Figure 2. KLHL40 localizes to sarcomere I band and A band.

KLHL40-EGFP localization relative to myosin in (A) relaxed muscles and (B) contracted muscles shows that KLHL40 localizes to the I band and A band. Graphs are representative line scans of indicated signals calculated over 8 μm of distance along the length of the myofiber. Scale bar: 5 μm.

Figure 1. Klhl40 is expressed specifically in skeletal muscle and heart, and deletion of Klhl40 causes neonatal lethality.

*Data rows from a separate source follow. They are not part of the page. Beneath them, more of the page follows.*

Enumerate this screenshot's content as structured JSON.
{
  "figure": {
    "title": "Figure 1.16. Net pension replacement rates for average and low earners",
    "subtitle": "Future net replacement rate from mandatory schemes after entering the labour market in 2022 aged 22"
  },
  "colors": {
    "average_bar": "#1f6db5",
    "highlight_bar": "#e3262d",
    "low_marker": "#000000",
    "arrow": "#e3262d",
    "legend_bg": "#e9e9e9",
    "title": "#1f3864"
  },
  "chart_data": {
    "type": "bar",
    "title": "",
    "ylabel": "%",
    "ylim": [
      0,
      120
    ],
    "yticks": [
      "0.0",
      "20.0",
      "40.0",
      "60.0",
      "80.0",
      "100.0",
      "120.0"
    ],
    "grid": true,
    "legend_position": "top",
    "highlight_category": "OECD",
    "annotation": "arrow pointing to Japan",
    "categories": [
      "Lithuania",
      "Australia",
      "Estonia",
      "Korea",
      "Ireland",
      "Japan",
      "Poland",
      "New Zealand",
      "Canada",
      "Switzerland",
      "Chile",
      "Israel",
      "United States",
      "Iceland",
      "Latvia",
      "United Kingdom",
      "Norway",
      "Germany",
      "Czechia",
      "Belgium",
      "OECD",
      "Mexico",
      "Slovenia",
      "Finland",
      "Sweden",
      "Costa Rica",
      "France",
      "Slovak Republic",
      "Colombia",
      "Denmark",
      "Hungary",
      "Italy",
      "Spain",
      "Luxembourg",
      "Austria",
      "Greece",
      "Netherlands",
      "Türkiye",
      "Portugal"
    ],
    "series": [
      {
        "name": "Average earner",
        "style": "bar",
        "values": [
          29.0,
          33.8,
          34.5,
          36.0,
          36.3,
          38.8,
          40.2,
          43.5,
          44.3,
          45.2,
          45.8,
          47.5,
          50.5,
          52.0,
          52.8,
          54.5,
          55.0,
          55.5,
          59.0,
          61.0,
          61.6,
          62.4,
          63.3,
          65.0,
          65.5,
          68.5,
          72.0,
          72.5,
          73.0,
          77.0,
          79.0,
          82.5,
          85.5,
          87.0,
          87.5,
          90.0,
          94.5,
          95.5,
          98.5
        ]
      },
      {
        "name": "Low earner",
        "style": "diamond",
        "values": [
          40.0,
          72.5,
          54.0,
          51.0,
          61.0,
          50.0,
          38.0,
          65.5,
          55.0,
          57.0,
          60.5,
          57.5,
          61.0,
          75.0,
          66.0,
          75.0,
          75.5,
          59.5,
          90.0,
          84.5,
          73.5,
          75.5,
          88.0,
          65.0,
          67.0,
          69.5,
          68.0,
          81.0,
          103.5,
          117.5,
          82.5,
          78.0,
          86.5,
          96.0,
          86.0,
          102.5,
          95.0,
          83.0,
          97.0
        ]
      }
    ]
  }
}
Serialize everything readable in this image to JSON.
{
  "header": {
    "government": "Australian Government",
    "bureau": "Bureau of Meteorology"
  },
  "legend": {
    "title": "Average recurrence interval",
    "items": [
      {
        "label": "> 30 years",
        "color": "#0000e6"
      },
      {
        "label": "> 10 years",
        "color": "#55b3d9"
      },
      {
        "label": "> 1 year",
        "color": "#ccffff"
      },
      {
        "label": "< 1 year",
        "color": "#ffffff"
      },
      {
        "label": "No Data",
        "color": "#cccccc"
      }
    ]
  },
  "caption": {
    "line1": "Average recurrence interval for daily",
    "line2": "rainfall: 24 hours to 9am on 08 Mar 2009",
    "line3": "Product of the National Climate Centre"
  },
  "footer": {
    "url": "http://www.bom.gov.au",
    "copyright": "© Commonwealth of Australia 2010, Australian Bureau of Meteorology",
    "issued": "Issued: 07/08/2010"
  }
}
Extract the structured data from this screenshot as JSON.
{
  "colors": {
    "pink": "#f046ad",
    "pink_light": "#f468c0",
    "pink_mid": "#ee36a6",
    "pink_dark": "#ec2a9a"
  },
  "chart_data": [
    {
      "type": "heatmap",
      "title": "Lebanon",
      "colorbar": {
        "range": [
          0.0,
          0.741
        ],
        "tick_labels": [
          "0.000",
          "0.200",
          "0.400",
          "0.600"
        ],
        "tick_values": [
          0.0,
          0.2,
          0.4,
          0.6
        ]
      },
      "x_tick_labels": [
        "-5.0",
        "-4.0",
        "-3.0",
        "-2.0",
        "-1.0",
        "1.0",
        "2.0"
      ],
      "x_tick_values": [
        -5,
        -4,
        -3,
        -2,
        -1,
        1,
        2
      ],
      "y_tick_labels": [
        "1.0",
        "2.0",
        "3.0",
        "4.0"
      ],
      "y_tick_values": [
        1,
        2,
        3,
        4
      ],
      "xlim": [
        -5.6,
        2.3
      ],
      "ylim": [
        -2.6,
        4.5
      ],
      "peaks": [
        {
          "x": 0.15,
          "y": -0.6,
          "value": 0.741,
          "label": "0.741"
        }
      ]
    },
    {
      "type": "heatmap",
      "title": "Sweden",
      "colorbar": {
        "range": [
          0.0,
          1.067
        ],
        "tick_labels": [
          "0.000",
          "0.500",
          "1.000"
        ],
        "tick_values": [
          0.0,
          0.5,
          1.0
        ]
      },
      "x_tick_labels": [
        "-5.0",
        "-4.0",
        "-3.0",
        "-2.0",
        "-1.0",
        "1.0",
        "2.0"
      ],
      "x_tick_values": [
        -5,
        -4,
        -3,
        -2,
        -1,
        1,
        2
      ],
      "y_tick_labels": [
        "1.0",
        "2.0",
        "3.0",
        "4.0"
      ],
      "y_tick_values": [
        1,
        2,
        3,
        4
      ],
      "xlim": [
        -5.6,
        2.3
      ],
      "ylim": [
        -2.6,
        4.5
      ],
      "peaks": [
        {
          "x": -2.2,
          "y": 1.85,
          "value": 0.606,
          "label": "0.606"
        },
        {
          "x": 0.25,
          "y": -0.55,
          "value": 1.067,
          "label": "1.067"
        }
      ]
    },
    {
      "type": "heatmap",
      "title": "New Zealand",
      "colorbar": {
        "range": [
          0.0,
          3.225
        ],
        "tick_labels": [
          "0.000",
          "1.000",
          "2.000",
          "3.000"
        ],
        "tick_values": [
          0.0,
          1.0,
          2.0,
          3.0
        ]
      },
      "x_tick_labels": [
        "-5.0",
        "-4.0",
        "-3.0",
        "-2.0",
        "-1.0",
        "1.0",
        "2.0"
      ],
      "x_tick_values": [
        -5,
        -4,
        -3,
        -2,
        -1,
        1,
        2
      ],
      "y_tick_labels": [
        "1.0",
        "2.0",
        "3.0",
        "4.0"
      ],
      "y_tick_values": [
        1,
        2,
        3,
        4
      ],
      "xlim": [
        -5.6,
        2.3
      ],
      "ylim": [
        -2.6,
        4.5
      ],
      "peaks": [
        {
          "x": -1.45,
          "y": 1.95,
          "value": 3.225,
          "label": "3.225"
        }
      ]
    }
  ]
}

(A) Sagittal sections of E15 mouse embryos were probed for Klhl40 mRNA using antisense radioisotopic probes. Signal for Klhl40 (pseudocolored red) only appears in developing muscle. Black arrows point to representative developing intercostal and back muscles from rostral to caudal, respectively. The black arrowhead denotes heart. Scale bar: 1 mm. (B) Northern blot of adult mouse tissues for Klhl40 and Gapdh (loading control) shows Klhl40 expression in skeletal muscle and heart. Numbers on right indicate size of transcripts in kilobases. SK Muscle, skeletal muscle. (C) qPCR analysis of Klhl40 transcript in P8 quadriceps in mice of the indicated genotypes. Values are normalized to 18S ribosomal RNA (n = 3 for both genotypes). ^#P < 0.05. (D) Representative image of surviving P8 KO pups with WT littermates. (E) Survival curve of WT versus KO mice shows early neonatal lethality in KO mice (WT, n = 21, and KO, n = 17).